My conclusion is that the general question whether P equals NP can never be solved. Since we like axioms so much, (personally, I don’t), it can be defined as an axiom to be either true or false. It depends what we prefer – if we prefer to be able to solve any hard problem in short time then we can define “P equals NP” as an axiom (and build a corresponding Turing machine). On the other hand, if we prefer to keep using our encryption algorithms without having the risk of other people being able to reveal all our secrets – then we can define “P is not equal to NP” as an axiom (and therefore prevent the existence of a Turing machine that will reveal all our secrets). Neither of them leads to a contradiction.
It seems that deciding whether a given decision problem is hard is itself a hard problem. We should remember that even if a general decision problem is proved to be hard, it is still possible to solve a less general version of the problem in short time. So the question whether a general problem is hard or not is not that important. What is important to know, is whether this problem can be solved in reality.
For example, lets define a decision problem which I assume to be hard. I will define a sequence a(n) recursively: a(0)= 0; and a(n+1)= 2a(n). Therefore,
a(0)= 0;
a(1)= 1;
a(2)= 2;
a(3)= 4; // seems reasonable to far.
a(4)= 16;
a(5)= 65,536; // Things are starting to get complicated.
a(6)= 265,536; // Very complicated.
(and so on).
Now, lets take a known irrational number, such as the square root of 2 (any number can be chosen instead). We know an algorithm that can produce its binary digits, and therefore we can define d(n) as the binary digit n for each n. Now, lets define the sequence s: s(n)= d(a(n)). We come up with a sequence of bits, 0 or 1 (which can also be seen as a function, decision problem etc.) which is computable. But is it computable in reasonable time?

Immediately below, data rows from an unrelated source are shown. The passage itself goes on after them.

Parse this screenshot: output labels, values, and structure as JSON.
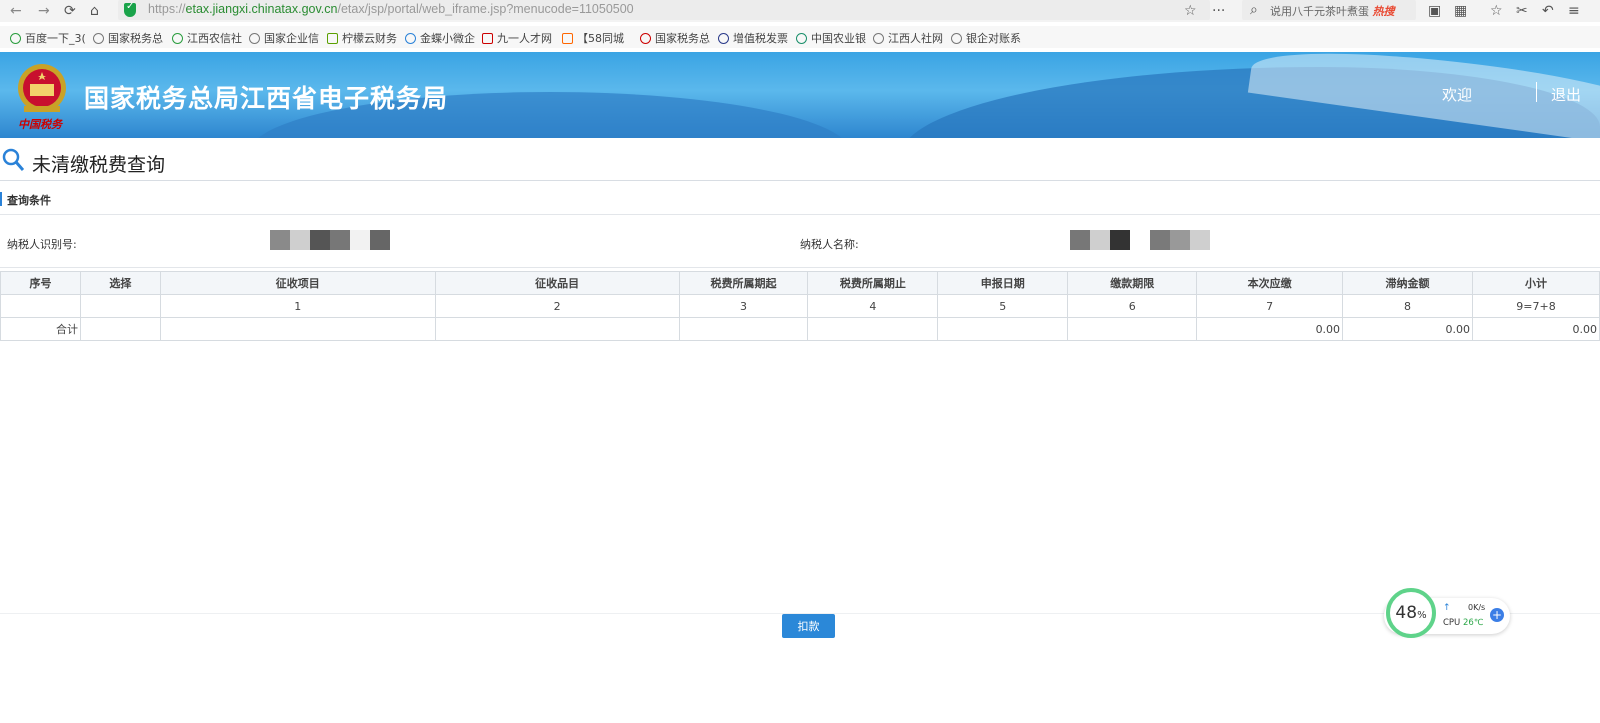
{
  "browser": {
    "url_prefix": "https://",
    "url_host": "etax.jiangxi.chinatax.gov.cn",
    "url_path": "/etax/jsp/portal/web_iframe.jsp?menucode=11050500",
    "search_text": "说用八千元茶叶煮蛋",
    "search_hot": "热搜",
    "bookmarks": [
      "百度一下_3(",
      "国家税务总",
      "江西农信社",
      "国家企业信",
      "柠檬云财务",
      "金蝶小微企",
      "九一人才网",
      "【58同城",
      "国家税务总",
      "增值税发票",
      "中国农业银",
      "江西人社网",
      "银企对账系"
    ]
  },
  "banner": {
    "emblem_text": "中国税务",
    "title": "国家税务总局江西省电子税务局",
    "welcome": "欢迎",
    "logout": "退出"
  },
  "page": {
    "title": "未清缴税费查询",
    "section_title": "查询条件",
    "taxpayer_id_label": "纳税人识别号:",
    "taxpayer_name_label": "纳税人名称:"
  },
  "table": {
    "headers": [
      "序号",
      "选择",
      "征收项目",
      "征收品目",
      "税费所属期起",
      "税费所属期止",
      "申报日期",
      "缴款期限",
      "本次应缴",
      "滞纳金额",
      "小计"
    ],
    "index_row": [
      "",
      "",
      "1",
      "2",
      "3",
      "4",
      "5",
      "6",
      "7",
      "8",
      "9=7+8"
    ],
    "total_label": "合计",
    "totals": [
      "0.00",
      "0.00",
      "0.00"
    ]
  },
  "actions": {
    "pay_label": "扣款"
  },
  "monitor": {
    "percent": "48",
    "percent_unit": "%",
    "speed": "0K/s",
    "cpu_label": "CPU",
    "cpu_temp": "26℃"
  }
}
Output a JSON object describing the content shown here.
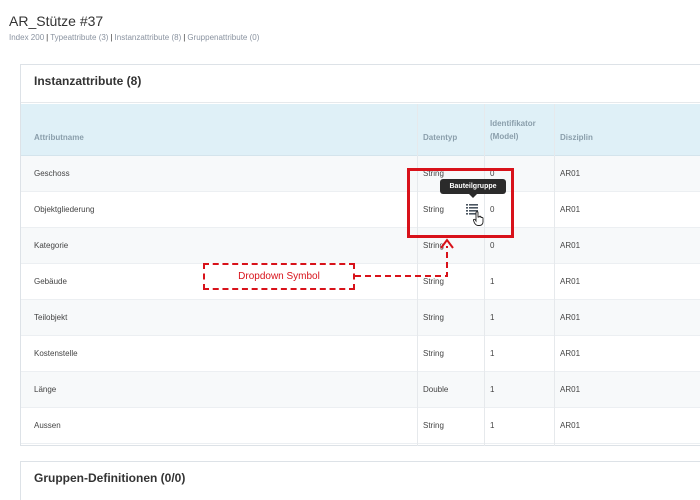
{
  "page": {
    "title": "AR_Stütze #37",
    "breadcrumb": [
      "Index 200",
      "Typeattribute (3)",
      "Instanzattribute (8)",
      "Gruppenattribute (0)"
    ]
  },
  "instance_card": {
    "title": "Instanzattribute (8)",
    "columns": [
      "Attributname",
      "Datentyp",
      "Identifikator (Model)",
      "Disziplin"
    ],
    "rows": [
      {
        "name": "Geschoss",
        "type": "String",
        "id": "0",
        "disc": "AR01"
      },
      {
        "name": "Objektgliederung",
        "type": "String",
        "id": "0",
        "disc": "AR01"
      },
      {
        "name": "Kategorie",
        "type": "String",
        "id": "0",
        "disc": "AR01"
      },
      {
        "name": "Gebäude",
        "type": "String",
        "id": "1",
        "disc": "AR01"
      },
      {
        "name": "Teilobjekt",
        "type": "String",
        "id": "1",
        "disc": "AR01"
      },
      {
        "name": "Kostenstelle",
        "type": "String",
        "id": "1",
        "disc": "AR01"
      },
      {
        "name": "Länge",
        "type": "Double",
        "id": "1",
        "disc": "AR01"
      },
      {
        "name": "Aussen",
        "type": "String",
        "id": "1",
        "disc": "AR01"
      }
    ]
  },
  "tooltip": "Bauteilgruppe",
  "callout": "Dropdown Symbol",
  "groups_card": {
    "title": "Gruppen-Definitionen (0/0)"
  },
  "icons": {
    "dropdown": "list-icon",
    "pointer": "hand-cursor-icon"
  },
  "colors": {
    "annotation": "#d8121a",
    "header_bg": "#dff0f7"
  }
}
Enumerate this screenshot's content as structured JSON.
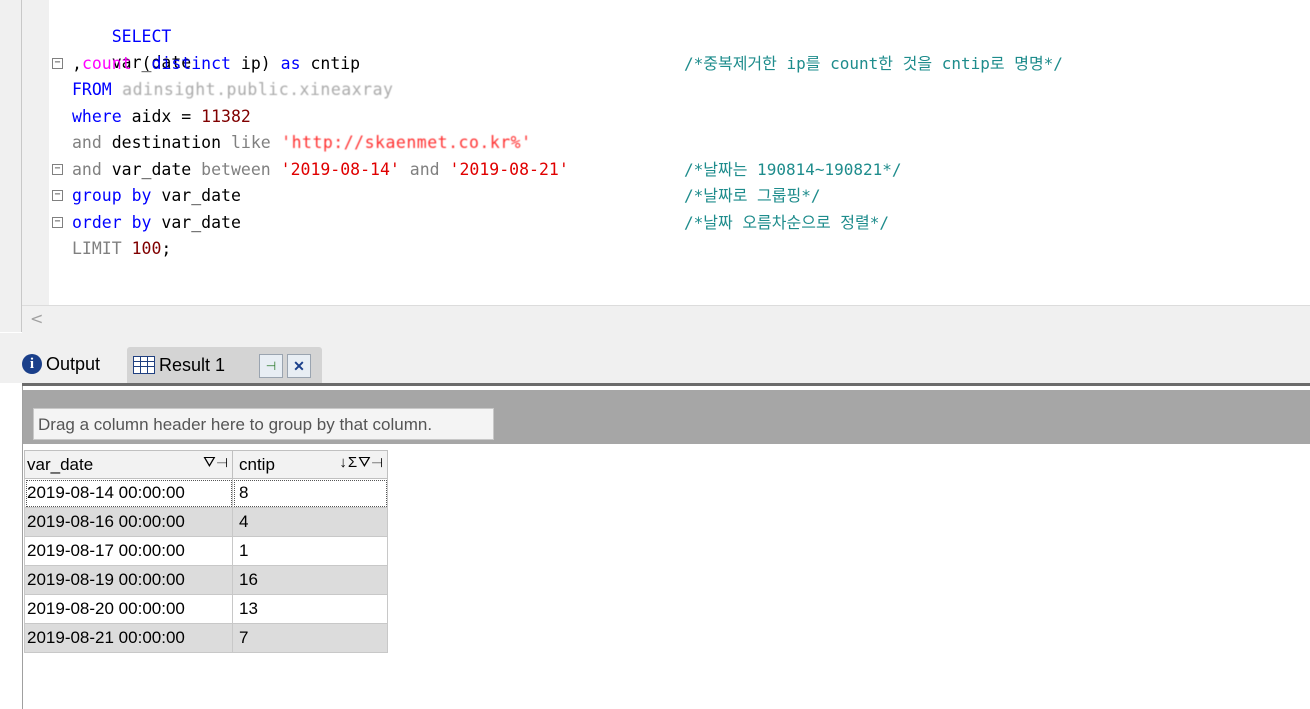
{
  "editor": {
    "lines": [
      {
        "id": "l1",
        "text": "SELECT"
      },
      {
        "id": "l2",
        "text": "var_date"
      },
      {
        "id": "l3",
        "parts": [
          ",",
          "count",
          " (",
          "distinct",
          " ip) ",
          "as",
          " cntip"
        ]
      },
      {
        "id": "l4",
        "parts": [
          "FROM",
          " adinsight.public.xineaxray"
        ]
      },
      {
        "id": "l5",
        "parts": [
          "where",
          " aidx = ",
          "11382"
        ]
      },
      {
        "id": "l6",
        "parts": [
          "and",
          " destination ",
          "like",
          " 'http://skaenmet.co.kr%'"
        ]
      },
      {
        "id": "l7",
        "parts": [
          "and",
          " var_date ",
          "between",
          " ",
          "'2019-08-14'",
          " ",
          "and",
          " ",
          "'2019-08-21'"
        ]
      },
      {
        "id": "l8",
        "parts": [
          "group by",
          " var_date"
        ]
      },
      {
        "id": "l9",
        "parts": [
          "order by",
          " var_date"
        ]
      },
      {
        "id": "l10",
        "parts": [
          "LIMIT",
          " ",
          "100",
          ";"
        ]
      }
    ],
    "comments": {
      "c3": "/*중복제거한 ip를 count한 것을 cntip로 명명*/",
      "c7": "/*날짜는 190814~190821*/",
      "c8": "/*날짜로 그룹핑*/",
      "c9": "/*날짜 오름차순으로 정렬*/"
    },
    "fold_marker": "−",
    "scroll_left": "<"
  },
  "tabs": {
    "output_label": "Output",
    "result_label": "Result 1",
    "pin_symbol": "⊣",
    "close_symbol": "✕"
  },
  "results": {
    "group_hint": "Drag a column header here to group by that column.",
    "columns": [
      {
        "label": "var_date",
        "icons": "⛛⊣"
      },
      {
        "label": "cntip",
        "icons": "↓Σ⛛⊣"
      }
    ],
    "rows": [
      [
        "2019-08-14 00:00:00",
        "8"
      ],
      [
        "2019-08-16 00:00:00",
        "4"
      ],
      [
        "2019-08-17 00:00:00",
        "1"
      ],
      [
        "2019-08-19 00:00:00",
        "16"
      ],
      [
        "2019-08-20 00:00:00",
        "13"
      ],
      [
        "2019-08-21 00:00:00",
        "7"
      ]
    ]
  },
  "colors": {
    "keyword": "#0000ff",
    "keyword_gray": "#808080",
    "function": "#ff00ff",
    "string": "#e00000",
    "number": "#800000",
    "comment": "#1e8c8c",
    "row_alt": "#dcdcdc"
  }
}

Of course not. At least not in the way we implemented it. Calculating the nth bit of the square root of 2 would take something in the order of O(n*log2(n)), if we use the algorithm I wrote. But is there an algorithm that can do it more efficiently? Maybe there is, but we don’t know it (it might be possible to prove whether such an algorithm exists). But for any given n, we can produce an algorithm that will return the first n bits of s(n) in the order of O(n) time. All we have to do is to use a Turing machine to calculate the first n bits of s(n), and then produce an algorithm that will display those bits as a sequence. Even though the Turing machine might take a huge amount of time to calculate this algorithm, this algorithm will be in the order of O(n) in both memory space and time. Such an algorithm exists, and it is computable.
If I generalize a little – if we have a decision problem known to be hard, and it has a computable function – for each n there is a computable algorithm that will produce the first n results of the function in O(n) time. Any hard problem can be represented in a way which is not hard. Of course, representing a hard problem in an easy way is in itself a hard problem. But it can be done. And it is computable.
But it is computable for any given, finite n. It might not be computable in the general case. A given decision problem might be really hard in the general case. Even if it is computable, we might not be able to compute it within reasonable time, or memory space (or both). We might use other methods such as nondeterministic algorithms. We might be successful sometimes (sometimes not). But we are really doomed in the general case. Any hard problem can be made harder. Not any hard problem can be made easier.
I will rephrase my last sentence in terms of Turing machines. Suppose there were a Turing machine p, which can take any given decision function f (Turing machine) as input, and return another algorithm that will compute the same function in a shorter time, if such an algorithm exists. Otherwise, it will return f. And suppose we limit ourselves only to algorithms that halt. And suppose f and g are two decision functions who are identical (they always return the same result), and g in known to be more efficient than f. Then we would be able to create an algorithm a that would do the following:
1. Calculate p(a).
2. If p(a) is equal to a, return f.
3. Otherwise, return the complement of p(a).
It can be seen that p(a) will never be correct. If p(a) is equal to a, then it should not be possible to calculate a more efficiently than a itself. Yet, f and g are more efficient versions of a. If p(a) is not equal to a, then a and p(a) are not identical. The conclusion is that there is no algorithm that can determine whether a given function is calculated efficiently.